Capítulo 24
A comida estava deliciosa. Fazia muito tempo que eu não almoçava em um bom restaurante com uma conversa calma e animada. Eu e Leah conversamos sobre sua vida. Ela respondeu todas as minhas perguntas e eu pude conhecer um pouquinho mais dela. Ri de seus desastres enquanto seu pé buscava minha canela para dar um bom chute e me impressionei com os pequenos detalhes de suas aventuras enquanto observava a forma que um raio de sol que entrava pela janela fazia sua pele brilhar.
Agora ela dirige calmamente em direção a uma pequena sorveteria no centro da cidade enquanto a música baixa vinda do rádio se mistura com nossa conversa. Leah havia contato no restaurante sobre uma sorveteria que tomava sorvete com seus irmãos a caminho de casa.
-A gente sempre escolhia o sabor um para o outro- Conta quando paramos em frente à velha sorveteria. A pintura azul estava desbotada e a placa em formato de sorvete apresentava algumas luzes queimadas de forma que a bola de sorvete ficava desigual.
Apesar de a fachada ser desbotada e sem vida, seu interior aparenta ser recém-pintado e o ambiente é bem iluminado com luzinhas pendendo do teto. Leah me conduz até o freezer, retirando o braço da minha cintura para explorar os sabores. Imediatamente sinto falta de seu corpo quente quando o ar frio me envolve como tentáculos.
-Por que não fazemos como vocês? Eu escolho um sabor para você e você escolhe um sabor para mim.
-Tudo bem.
Uma mulher de meia idade e cabelos crespos presos atrás da cabeça por um lenço se aproxima. Ela espera calmamente com uma casquinha na mão enquanto passeio pelos sabores sem ideia do que Leah gosta. Será que ela curte o sabor azedo do limão assim como eu ou prefere um daqueles sabores exóticos com passas?
Por fim acabo escolhendo um sabor que combina com seus olhos e com sua profissão. Imagino Leah todos os dias chegando à delegacia e enchendo uma xícara de café recém-coado para começar a manhã.
-Café?- Pergunta provando uma colherada do sabor que escolhi- Como adivinhou?
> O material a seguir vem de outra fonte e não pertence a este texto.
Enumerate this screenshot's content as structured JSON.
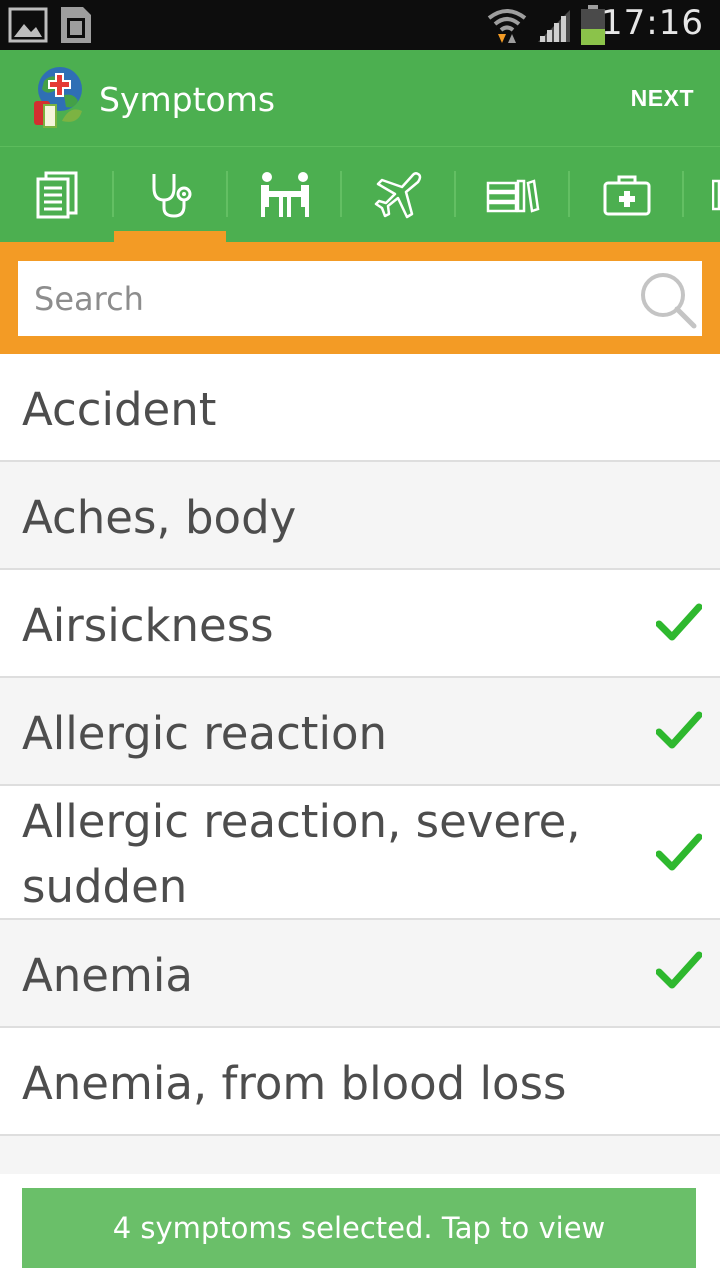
{
  "status_bar": {
    "time": "17:16",
    "icons": [
      "image-icon",
      "sd-card-icon",
      "wifi-icon",
      "signal-icon",
      "battery-icon"
    ]
  },
  "app_bar": {
    "title": "Symptoms",
    "next_label": "NEXT",
    "logo": "app-logo-globe-icon"
  },
  "tabs": [
    {
      "icon": "document-icon",
      "active": false
    },
    {
      "icon": "stethoscope-icon",
      "active": true
    },
    {
      "icon": "consultation-icon",
      "active": false
    },
    {
      "icon": "airplane-icon",
      "active": false
    },
    {
      "icon": "books-icon",
      "active": false
    },
    {
      "icon": "medical-kit-icon",
      "active": false
    }
  ],
  "search": {
    "placeholder": "Search"
  },
  "symptoms": [
    {
      "label": "Accident",
      "selected": false
    },
    {
      "label": "Aches, body",
      "selected": false
    },
    {
      "label": "Airsickness",
      "selected": true
    },
    {
      "label": "Allergic reaction",
      "selected": true
    },
    {
      "label": "Allergic reaction, severe,",
      "label2": "sudden",
      "selected": true
    },
    {
      "label": "Anemia",
      "selected": true
    },
    {
      "label": "Anemia, from blood loss",
      "selected": false
    }
  ],
  "toast": {
    "text": "4 symptoms selected. Tap to view"
  },
  "colors": {
    "primary_green": "#4caf50",
    "accent_orange": "#f39b25",
    "check_green": "#2eb82e",
    "toast_green": "#6abf69"
  }
}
-Foram horas pensando sobre.
-Agora experimente o seu- Diz apontando para a bola de sorvete rosa com a colher- Escolher esse sabor foi uma das escolhas mais difíceis que fiz na minha vida.
Levo uma colher recheada de massa rosa até a boca. Espero sentir o sabor comum do morango se dissolver na língua, mas sou surpreendida pelo sabor doce da pitaya.
-Pitaya? Isso é sério?
-Com certeza- Ela se livra da colher e se delicia do sorvete com lambidas generosas- Me faz lembrar você.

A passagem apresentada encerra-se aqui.